張郃一走,漢軍正好可以提兵去攻取下辨城,反過來幫助羌人抵擋魏軍,順便收復武都、陰平二郡。
整個計劃環環相扣。
如今唯一的疑惑是,西羌人會不會去打劫魏軍糧草?
要不要派人去提醒一下羌王徹里吉,告訴他魏軍屯糧重地在上邽城?
馬謖搖搖頭,中斷了沉思。
眼下不是想這個的時候,先應付晚上的戰爭為先。
……
轉眼到了夜晚,四下里萬籟俱靜。
一千名自投羅網的魏兵,悄悄摸進城裡,正準備大殺特殺……
隨後乖乖地放下武器,選擇跪地請降。
土城西門緩緩打開。
張郃望著寂靜無聲,且黑黝黝的城門,心裡忽然一寒。
派去的一千內應,竟然連個聲響都沒發出來?
城門是誰開的?
這太詭異了!
張郃揮了揮手手。目視著第一和第二隊魏兵,揮舞著兵器衝進城去。
他緊跟在後,為第三隊。
前面很快響起「噗通、噗通、噗噗通通」的聲音,絡繹不絕,張郃的視野突然為之一空。
借著天上微弱的星光,他看到了一個巨大的深坑。
「吁――」
張郃嚇出了馬叫,連忙蹬腿抓地,剎車。
緊隨其後的諸將見勢不妙,連忙大聲呼喝著,剎住後軍沖勢。
但仍有不少士兵,被更後面不知情的士兵借著慣性,懟飛了出去,掉進坑中。
守在瓮坑四周的蜀兵不管三七二十一,舉弓就射。
瞬間箭如雨下。
場面猶如修羅煉獄。
一場單方面的屠殺。
張郃擦了擦嘴角的血跡,躲在盾牌後面,握弓在手,迎著漫天箭雨,舉目四望。
他在尋找馬謖的位置。
很快,便有一個眼尖的魏兵看到了躲在一堆盾牌後面,只露出半個腦袋的馬謖,立即大聲叫道:
「將軍,馬謖在上面!」
張郃順著士兵的指引望去,隔空與馬謖對上視線。
馬謖嘴角上揚,微微笑道:「張將軍,別來無恙啊,馬某已經在此恭候多時了。
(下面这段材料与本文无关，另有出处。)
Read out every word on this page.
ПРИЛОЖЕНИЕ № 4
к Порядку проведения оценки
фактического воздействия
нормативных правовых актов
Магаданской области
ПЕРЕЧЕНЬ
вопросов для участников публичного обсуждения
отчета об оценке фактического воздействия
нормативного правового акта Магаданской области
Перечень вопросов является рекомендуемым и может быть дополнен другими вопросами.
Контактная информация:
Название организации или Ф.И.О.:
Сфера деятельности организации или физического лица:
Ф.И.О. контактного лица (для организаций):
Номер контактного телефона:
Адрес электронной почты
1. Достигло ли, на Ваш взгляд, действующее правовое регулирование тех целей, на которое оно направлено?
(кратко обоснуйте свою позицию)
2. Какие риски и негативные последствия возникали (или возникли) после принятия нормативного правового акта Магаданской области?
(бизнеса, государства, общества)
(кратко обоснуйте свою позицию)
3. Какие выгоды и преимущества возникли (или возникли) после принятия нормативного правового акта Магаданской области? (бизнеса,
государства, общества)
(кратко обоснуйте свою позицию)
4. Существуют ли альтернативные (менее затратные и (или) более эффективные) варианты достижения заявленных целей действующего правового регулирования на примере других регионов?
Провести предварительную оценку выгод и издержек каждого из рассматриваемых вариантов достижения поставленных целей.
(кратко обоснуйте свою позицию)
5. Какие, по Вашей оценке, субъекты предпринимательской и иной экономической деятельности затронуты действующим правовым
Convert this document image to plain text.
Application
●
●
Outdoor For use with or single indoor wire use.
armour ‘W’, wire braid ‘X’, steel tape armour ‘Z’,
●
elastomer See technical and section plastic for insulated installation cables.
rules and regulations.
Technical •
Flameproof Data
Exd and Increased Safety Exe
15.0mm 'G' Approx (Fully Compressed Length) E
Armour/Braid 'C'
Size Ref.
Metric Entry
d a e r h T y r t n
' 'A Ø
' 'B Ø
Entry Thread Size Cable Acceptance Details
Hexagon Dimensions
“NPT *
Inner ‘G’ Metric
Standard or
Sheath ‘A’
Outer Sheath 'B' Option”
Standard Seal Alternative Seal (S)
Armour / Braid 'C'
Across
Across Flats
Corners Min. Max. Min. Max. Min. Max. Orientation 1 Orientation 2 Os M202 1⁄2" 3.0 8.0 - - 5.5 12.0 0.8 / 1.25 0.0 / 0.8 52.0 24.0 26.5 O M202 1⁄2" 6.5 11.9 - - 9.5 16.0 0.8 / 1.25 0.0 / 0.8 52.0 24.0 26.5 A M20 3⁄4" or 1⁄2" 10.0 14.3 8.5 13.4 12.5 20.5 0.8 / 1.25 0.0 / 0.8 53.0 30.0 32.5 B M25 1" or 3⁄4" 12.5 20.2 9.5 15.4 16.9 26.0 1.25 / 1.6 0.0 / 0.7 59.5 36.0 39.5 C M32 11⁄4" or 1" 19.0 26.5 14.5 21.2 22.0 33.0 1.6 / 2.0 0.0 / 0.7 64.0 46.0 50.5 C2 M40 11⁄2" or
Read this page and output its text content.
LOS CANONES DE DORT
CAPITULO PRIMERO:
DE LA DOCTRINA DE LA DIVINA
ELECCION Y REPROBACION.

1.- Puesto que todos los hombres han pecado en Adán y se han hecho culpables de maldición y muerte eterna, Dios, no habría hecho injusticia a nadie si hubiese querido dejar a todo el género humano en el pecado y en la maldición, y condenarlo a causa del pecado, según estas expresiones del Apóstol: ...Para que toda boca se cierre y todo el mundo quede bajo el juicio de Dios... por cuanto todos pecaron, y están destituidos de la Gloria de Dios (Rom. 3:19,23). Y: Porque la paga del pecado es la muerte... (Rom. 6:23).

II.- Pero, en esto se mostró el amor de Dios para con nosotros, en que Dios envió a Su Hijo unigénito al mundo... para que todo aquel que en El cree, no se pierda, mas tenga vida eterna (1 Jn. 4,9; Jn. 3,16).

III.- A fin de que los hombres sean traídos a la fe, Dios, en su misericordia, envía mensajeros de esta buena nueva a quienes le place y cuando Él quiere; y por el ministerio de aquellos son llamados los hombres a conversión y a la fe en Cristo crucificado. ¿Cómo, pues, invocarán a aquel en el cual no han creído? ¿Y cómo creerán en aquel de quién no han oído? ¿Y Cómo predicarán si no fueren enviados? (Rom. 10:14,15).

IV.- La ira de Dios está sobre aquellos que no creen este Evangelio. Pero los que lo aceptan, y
」
不等張郃回話,馬謖便嗤笑一聲:「就憑你,也想贏我?」
「天真!」
張郃眼睛瞪大,一言不發,暗中蓄力拉弓,瞅準時機射出一支利箭。
他自信此箭足以取走馬謖性命,雖然後者躲在盾牌後面。
咻的一聲。
長箭逆勢而上,直奔馬謖面門。
與此同時,張郃的怒罵聲也出了口:「匹夫,去死!」
「哈哈哈…沒想到吧,本將還有一手百步穿楊……呃?你沒死?!」
「意不意外?驚不驚喜?」馬謖從盾牌後探出頭,哈哈大笑。
笑聲格外放肆,在空寂的黑夜裡傳出老遠。
張郃心裡恨的不行,握緊了拳頭狠狠在地上捶了一下,頂起盾牌,迅速撤出蜀兵弓箭射程,率領著殘軍……
灰溜溜跑了。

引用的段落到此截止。